I’m just back from 10 days away from home, which is a bit longer than I like to stay away. One of the best parts of going away is to experience the welcome home I get from Clancy, our dog. His ritual begins with energetic barking as his salutation, and then develops into a speeding race past me, his white fur hurled back by the wind. He circles the coffee table, runs through the living room, and loops into the dining room. His excitement seems uncontainable and this is his way to express it, and run it off. As he swishes by me, he might pause for a second for me to pet him, but then he’s off again, because apparently the dance isn’t done.
But this time, he didn’t give me his full version. There was the barking and the stopping for a petting, but circling the furniture wasn’t part of his choreography. This told me that he wasn’t quite himself, which I knew from the reports I got while I was away. It was actually when we came home a month or so ago that we first noticed his belly was distended, like he was pregnant, which isn’t possible for a neutered male dog. Tests revealed that he has a problem with his liver that is causing him to hold fluids. He’s been on a diuretic but I noticed, having not seen him for a while, that his condition had worsened.
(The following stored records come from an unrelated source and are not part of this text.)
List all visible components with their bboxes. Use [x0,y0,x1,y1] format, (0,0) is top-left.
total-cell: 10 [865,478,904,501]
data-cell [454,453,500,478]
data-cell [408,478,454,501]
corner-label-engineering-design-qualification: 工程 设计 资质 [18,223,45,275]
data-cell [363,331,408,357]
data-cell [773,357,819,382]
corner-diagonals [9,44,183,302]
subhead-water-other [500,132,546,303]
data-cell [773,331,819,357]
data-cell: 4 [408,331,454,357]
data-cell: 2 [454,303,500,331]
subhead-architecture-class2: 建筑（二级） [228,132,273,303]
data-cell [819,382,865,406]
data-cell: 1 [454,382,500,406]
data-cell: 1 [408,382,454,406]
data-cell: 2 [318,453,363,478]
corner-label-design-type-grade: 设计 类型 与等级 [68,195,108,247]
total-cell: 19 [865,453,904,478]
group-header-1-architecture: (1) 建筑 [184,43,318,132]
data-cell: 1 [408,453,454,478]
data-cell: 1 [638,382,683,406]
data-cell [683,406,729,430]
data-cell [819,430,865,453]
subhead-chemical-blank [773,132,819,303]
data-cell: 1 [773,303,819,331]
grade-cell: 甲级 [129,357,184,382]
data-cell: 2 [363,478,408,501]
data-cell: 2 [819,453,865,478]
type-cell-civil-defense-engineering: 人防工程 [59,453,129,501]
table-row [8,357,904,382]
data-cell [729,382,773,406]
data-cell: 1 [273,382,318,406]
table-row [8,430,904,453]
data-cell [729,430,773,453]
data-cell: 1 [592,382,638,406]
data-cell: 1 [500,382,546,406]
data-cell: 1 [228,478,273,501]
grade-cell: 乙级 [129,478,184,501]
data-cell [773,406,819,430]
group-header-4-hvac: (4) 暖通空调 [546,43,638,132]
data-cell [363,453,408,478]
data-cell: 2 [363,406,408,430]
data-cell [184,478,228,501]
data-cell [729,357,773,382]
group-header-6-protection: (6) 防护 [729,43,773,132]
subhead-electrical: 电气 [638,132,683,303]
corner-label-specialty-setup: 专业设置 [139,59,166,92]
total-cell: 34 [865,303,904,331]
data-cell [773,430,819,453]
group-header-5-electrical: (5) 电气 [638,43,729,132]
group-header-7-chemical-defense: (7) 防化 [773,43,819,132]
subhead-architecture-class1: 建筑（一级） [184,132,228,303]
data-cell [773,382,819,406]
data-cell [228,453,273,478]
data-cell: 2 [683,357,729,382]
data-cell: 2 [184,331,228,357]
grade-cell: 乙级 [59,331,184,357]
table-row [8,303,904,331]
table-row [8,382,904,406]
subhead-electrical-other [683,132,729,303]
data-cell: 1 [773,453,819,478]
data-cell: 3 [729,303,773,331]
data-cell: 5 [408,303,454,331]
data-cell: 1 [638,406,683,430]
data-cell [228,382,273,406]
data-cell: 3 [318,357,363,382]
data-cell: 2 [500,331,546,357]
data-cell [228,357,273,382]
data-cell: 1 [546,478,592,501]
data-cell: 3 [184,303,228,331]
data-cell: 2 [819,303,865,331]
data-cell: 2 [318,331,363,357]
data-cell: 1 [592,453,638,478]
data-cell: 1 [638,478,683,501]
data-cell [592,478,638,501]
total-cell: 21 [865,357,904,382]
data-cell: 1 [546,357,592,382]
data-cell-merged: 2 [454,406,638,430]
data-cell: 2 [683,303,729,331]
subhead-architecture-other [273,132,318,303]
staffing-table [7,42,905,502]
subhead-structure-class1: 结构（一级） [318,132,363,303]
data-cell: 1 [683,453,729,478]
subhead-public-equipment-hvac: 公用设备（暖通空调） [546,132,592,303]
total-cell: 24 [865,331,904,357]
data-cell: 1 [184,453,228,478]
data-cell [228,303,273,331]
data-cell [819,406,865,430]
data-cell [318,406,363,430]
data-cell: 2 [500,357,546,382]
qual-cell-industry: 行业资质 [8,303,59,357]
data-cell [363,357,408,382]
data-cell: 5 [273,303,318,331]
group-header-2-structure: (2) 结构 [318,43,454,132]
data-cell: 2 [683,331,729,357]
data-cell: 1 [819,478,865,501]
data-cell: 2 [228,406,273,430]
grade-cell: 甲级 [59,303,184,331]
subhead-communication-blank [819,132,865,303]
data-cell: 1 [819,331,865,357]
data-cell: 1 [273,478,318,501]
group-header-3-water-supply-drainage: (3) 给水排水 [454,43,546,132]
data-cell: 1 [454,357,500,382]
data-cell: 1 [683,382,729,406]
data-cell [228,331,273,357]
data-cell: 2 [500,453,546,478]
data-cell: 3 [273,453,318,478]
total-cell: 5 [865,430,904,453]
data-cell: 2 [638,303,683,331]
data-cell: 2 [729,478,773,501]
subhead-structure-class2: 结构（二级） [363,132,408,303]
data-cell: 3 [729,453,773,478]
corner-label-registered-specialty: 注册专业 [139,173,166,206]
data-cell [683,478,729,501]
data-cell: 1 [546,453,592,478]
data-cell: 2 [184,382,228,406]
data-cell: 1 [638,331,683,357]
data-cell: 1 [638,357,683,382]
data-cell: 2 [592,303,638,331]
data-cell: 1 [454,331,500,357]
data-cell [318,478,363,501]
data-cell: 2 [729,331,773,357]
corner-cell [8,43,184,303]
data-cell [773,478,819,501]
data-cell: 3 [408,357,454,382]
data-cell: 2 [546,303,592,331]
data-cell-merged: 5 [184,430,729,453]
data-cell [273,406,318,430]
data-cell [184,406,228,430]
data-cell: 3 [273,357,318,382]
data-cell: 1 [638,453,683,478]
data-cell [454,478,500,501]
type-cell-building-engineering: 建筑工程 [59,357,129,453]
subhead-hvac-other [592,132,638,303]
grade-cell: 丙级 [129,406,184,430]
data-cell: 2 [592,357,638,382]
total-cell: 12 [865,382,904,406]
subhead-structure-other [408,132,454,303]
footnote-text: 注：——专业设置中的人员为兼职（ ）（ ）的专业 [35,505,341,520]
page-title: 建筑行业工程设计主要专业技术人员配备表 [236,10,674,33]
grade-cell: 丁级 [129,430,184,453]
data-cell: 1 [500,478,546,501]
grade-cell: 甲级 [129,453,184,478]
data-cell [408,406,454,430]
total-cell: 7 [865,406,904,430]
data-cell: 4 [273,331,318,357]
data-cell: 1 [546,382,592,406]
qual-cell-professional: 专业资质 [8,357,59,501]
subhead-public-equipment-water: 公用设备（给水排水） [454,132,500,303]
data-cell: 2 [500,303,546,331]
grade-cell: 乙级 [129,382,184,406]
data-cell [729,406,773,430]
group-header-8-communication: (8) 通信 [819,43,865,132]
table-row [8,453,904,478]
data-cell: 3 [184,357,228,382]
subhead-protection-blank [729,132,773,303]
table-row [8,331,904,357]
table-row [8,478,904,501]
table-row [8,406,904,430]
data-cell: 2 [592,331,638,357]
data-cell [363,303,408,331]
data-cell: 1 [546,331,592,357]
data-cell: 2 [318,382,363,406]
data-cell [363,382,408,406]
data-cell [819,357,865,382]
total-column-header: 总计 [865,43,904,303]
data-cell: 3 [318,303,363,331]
We now know that what he has cannot be cured, only managed for an unspecified time, like many diseased that people get. It’s hard to get that news, and to look forward to his having some of the same difficulties our son Ken had before he died 15 years ago today. One difference is that, within the limitations of his disease, we will have the say about when and how Clancy’s life will end. So far, he’s eating and pooping, he’s still interested in going for walks and in the other dogs he meets along the way. But when that is no longer the case, our pack, which is what we have become these past 8 years, will have to let go of one of our own. And though I dread the time when it will be necessary, I am grateful that we can insure that he goes peacefully into that goodnight.